Once again, with this special section on Jacques Jouet, SubStance returns to a format it practiced in its early years, introducing the work of a writer whom it feels deserving of broader recognition among readers of contemporary literature. As Sydney Lévy put it in a recent issue, there are only two rules to be observed here: first, that the author work with the journal in order to shape the dossier; second, that the author figure among the contributors.

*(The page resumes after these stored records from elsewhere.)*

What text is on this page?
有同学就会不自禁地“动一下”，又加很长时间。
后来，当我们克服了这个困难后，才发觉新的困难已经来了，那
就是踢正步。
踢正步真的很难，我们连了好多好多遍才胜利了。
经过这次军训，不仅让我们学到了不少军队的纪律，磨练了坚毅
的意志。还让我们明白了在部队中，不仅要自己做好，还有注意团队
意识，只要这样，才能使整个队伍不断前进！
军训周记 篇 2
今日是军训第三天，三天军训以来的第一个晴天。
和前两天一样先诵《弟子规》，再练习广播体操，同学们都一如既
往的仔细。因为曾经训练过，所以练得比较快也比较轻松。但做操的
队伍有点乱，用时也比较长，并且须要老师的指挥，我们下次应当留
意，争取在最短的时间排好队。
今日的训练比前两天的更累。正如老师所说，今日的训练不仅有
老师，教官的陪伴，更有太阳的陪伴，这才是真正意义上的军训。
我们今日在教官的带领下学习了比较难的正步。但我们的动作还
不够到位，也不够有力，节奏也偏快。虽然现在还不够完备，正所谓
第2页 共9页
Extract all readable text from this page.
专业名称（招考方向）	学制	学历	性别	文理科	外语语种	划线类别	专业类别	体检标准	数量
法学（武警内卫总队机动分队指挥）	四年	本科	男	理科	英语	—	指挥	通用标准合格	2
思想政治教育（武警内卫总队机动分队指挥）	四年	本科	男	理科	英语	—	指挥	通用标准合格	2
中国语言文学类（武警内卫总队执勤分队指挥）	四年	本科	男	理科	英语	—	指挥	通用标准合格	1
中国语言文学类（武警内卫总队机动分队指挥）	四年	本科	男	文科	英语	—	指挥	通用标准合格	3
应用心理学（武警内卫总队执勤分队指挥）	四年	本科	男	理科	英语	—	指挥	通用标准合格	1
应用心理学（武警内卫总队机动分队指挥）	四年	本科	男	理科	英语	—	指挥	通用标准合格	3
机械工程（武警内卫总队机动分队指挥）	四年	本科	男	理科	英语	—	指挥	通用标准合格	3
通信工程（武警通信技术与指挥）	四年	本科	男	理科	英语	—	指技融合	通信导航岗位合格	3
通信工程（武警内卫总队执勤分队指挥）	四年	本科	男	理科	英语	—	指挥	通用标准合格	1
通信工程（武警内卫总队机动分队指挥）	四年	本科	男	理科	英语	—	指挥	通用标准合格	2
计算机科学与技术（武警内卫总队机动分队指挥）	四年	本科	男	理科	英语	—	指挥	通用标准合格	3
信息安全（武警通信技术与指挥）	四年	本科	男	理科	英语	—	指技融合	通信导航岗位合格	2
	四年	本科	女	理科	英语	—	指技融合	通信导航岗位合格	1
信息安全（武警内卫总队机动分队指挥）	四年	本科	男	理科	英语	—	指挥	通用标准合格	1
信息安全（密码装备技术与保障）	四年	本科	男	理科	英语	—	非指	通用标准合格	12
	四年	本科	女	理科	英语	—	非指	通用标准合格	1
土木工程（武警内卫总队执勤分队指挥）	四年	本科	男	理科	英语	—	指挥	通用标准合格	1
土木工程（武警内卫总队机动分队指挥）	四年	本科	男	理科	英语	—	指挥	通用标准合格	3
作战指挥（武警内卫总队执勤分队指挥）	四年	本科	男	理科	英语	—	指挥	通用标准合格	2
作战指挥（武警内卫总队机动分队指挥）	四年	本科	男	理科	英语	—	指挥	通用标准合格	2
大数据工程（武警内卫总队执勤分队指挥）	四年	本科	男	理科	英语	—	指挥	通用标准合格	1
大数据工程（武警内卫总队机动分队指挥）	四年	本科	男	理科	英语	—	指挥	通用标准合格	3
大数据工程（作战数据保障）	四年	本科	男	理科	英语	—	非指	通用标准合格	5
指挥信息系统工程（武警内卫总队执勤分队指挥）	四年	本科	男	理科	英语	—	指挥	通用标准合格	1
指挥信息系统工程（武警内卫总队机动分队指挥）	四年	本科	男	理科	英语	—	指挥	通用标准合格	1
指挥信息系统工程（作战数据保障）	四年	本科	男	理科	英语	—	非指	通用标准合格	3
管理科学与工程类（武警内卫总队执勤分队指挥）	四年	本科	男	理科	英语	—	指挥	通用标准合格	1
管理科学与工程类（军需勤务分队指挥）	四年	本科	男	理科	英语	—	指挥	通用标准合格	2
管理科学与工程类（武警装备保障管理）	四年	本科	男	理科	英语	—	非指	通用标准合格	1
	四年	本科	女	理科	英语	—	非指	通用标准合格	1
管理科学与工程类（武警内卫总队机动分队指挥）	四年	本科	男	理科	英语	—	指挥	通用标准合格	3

Born in 1947, Jouet joined the Ouvroir de Littérature Potentielle (Oulipo) in 1983. He is the author of more than forty books, works that boldly traverse the spectrum of genres available to writers today, and which beggar any attempts at normative critical description--just the sort of gesture, alas, that the present circumstance demands. Suffice it to say that each of those books, regardless of genre, puts literature itself to the question in fresh, intriguing ways, as Jouet deploys wit, erudition, playfulness, and a poetic imagination in which tradition and innovation find such felicitous articulation that they become virtually indistinguishable.

His own piece on formal constraint here will give the reader some idea of the importance of rigorous structure, both in his own work and in the broader literary aesthetic of the Oulipo. Michelle Grangaud's essay on Jouet's recent three-volume collection of poetry, Navet, linge, oeil-de-vieux, offers a reading of Jouet's ethos of poetry as vital practice, from the perspective of a fellow-poet. Jean-Didier Wagneur has explored Jouet's "Republic Novel" cycle, in a consideration of the fiction of power and the power of fiction. Marc Lapprand examines a fixed poetic form of Jouet's own invention, the "metro poem"; and Ian Monk has provided some examples of those poems in English translation. For my part, I have focused on the way Jouet puts the principle of exhaustion into play in his writing. Finally, I should mention that we expected a contribution from Jean-Charles Baduli, who promised to eviscerate Jouet's work and persuade us that his books should be burned; but I must report that Baduli's project has been abandoned. One can only conclude that some critical tasks are more difficult than others.